Cultura, viaggi e trasporti trainano la crescita italiana, e portano l’inflazione di giugno di quest’anno, il 2015, a segnare uno 0,2% in più. Infatti l’indice nazionale dei prezzi al consumo è salito sia rispetto al mese precedente sia nei confronti dello stesso mese dello scorso anno. La stima preliminare dell’Istat per giugno era errata perciò per difetto, anche se di poco: era di uno +0,1%. I prezzi mostrano quindi una netta, ma piccola, ripresa.

A spingere i prezzi verso l’alto sono stati i servizi ricreativi, culturali e per la cura della persona; è il cosiddetto “fattore vacanze”, che traina la crescita nel periodo estivo. Secondo i dati Istat, i pacchetti vacanza registrano aumenti dell’1,8% rispetto all’anno precedente e del 6,8% rispetto al mese precedente. Tra i vari tipi di vacanza, vanno bene i villaggi vacanza, i campeggi, gli ostelli e simili, che registrano addirittura aumenti del 10,7% sul mese. In rialzo anche i prezzi dei trasporti (+0,2%).

Al contrario, i prezzi dei beni alimentari, per la cura della casa e della persona rimangono invariati rispetto al mese precedente e hanno una crescita rispetto all’anno precedente dello 0,8 per cento.

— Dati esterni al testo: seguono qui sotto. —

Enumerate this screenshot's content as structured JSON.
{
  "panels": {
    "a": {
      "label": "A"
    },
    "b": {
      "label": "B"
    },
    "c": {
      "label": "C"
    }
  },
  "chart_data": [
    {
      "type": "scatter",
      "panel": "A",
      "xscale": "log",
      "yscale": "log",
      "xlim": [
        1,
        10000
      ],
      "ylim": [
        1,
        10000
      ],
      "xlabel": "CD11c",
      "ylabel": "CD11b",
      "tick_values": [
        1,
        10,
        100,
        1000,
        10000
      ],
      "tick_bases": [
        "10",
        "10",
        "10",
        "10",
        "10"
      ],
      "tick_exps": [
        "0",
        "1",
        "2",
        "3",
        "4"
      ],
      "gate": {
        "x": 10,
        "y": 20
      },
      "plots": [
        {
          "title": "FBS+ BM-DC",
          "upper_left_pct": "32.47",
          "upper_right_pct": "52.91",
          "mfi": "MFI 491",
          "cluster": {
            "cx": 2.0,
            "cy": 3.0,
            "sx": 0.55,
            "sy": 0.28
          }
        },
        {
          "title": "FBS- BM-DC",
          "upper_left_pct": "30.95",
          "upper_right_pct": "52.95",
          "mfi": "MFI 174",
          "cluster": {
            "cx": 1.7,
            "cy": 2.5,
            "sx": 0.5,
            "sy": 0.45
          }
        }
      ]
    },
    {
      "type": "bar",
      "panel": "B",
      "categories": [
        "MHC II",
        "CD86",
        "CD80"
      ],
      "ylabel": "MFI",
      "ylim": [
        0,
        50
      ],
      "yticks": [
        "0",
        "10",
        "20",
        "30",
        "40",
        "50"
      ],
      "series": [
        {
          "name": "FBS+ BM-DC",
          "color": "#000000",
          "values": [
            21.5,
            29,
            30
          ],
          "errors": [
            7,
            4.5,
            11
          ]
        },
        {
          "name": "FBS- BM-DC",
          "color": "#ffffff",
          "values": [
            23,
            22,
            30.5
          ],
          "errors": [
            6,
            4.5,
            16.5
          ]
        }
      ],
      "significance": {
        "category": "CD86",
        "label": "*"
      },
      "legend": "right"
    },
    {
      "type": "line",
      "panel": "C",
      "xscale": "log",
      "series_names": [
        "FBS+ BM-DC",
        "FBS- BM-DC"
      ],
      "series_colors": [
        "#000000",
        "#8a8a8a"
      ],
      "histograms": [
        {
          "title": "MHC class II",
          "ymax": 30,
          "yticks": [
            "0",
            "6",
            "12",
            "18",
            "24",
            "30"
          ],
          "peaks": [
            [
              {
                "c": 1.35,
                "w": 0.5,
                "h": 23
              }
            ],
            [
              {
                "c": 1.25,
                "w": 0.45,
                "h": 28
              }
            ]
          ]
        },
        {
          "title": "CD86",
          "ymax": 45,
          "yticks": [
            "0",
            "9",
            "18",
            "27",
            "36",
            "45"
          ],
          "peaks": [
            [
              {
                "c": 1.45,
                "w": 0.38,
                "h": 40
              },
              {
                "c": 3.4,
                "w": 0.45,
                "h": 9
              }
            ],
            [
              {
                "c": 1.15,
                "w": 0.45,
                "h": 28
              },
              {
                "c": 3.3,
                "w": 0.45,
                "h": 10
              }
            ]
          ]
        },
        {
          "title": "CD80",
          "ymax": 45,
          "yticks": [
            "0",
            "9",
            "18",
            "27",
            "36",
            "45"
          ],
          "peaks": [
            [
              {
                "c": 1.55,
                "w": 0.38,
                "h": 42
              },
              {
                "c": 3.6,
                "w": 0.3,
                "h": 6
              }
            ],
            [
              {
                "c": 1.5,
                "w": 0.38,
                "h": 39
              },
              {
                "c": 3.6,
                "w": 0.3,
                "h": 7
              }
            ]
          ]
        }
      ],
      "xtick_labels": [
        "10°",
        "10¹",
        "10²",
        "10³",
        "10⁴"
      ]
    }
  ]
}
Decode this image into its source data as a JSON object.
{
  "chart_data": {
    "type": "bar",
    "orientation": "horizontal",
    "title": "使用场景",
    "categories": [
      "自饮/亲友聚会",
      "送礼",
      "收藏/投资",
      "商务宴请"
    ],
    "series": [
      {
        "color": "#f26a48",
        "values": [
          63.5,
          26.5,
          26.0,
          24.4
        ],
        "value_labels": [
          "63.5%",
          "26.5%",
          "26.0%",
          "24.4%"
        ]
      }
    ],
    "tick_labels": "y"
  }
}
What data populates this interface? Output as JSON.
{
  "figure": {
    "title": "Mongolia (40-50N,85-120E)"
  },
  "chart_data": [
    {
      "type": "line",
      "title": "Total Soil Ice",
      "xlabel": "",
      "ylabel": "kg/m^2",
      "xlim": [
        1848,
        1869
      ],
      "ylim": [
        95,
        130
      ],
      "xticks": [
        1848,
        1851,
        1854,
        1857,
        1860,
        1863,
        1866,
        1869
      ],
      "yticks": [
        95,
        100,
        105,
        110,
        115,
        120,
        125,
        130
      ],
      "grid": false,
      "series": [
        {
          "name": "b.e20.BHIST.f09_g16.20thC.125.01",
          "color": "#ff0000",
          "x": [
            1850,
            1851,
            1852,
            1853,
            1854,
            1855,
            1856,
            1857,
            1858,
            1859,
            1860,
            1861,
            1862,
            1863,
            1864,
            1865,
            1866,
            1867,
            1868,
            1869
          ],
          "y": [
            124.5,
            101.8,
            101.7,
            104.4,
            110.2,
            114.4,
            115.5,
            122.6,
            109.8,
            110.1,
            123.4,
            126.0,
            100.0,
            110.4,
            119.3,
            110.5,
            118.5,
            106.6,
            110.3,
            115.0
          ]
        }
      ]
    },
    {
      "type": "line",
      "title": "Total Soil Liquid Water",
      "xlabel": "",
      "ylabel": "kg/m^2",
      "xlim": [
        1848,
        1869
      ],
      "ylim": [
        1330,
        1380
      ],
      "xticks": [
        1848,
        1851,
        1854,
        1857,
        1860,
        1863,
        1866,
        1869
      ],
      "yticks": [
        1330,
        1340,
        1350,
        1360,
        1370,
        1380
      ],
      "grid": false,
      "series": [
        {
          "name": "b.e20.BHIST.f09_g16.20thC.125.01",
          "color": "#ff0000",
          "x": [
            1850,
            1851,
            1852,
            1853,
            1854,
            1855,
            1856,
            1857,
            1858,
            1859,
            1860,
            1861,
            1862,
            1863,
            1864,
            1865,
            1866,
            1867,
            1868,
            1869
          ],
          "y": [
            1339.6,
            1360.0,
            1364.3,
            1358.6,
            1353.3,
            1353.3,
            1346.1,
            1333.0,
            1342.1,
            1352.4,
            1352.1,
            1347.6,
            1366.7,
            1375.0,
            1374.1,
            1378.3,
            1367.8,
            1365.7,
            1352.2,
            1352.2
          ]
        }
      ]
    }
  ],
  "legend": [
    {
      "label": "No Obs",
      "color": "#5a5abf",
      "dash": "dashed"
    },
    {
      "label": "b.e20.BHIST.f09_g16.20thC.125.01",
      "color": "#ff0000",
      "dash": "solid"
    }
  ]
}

Se analizziamo l’Italia regione per regione, il Nord-Est è l’unica area con prezzi ancora in flessione nello scorso mese. Nel Nord-Ovest e nel Centro, invece, si registrano aumenti dello 0,4%, superiori all’inflazione, e nel Sud e nelle Isole rincari dello 0,2%. Milano ha gli incrementi maggiori dei prezzi; a seguire, Genova e Bolzano (+0,5% per entrambi). I cali maggiori dei prezzi sono invece a Bologna, Catanzaro e Venezia.

Il commento del Codacons, l’Associazione dei Consumatori, è positivo, e parla di un dato “che attesta l’uscita dell’Italia dalla deflazione, ma i segnali che arrivano dai prezzi al dettaglio sono ancora deboli”. In una nota del Codacons si legge ancora, come spiega il presidente Carlo Rienzi, che la crescita dell’inflazione rispecchia un generale miglioramento delle condizioni economiche del paese. Infatti i prezzi aumentano quando i consumatori tornano ad acquistare, ma si tratta tutto sommato di numeri ancora deboli. Tali aumenti dell’inflazione così bassi non garantiscono di dire definitivamente addio alla crisi economica. Insomma, non possiamo parlare di una ripresa economica vera e propria per l’Italia. “Per tale motivo – continua Rienzi – la guardia deve essere ancora alta, e ribadiamo la necessità di sostenere i consumi delle famiglie attraverso efficaci liberalizzazioni del commercio”.

Non dimentichiamo però che, dal 2008 ad oggi, la capacità di spesa delle famiglie è diminuita del 13,4%, portando i consumi a diminuire negli ultimi anni del 10,7%, per una cifra complessiva pari a circa 78 miliardi di euro. Uno scenario non certo incoraggiante, che porta a dover incrementare la domanda interna. Il primo passo da compiere è sicuramente un rilancio dell’occupazione, degli investimenti per la ricerca e lo sviluppo, ma anche l’avvio di un piano per la valorizzazione turistica del nostro Paese.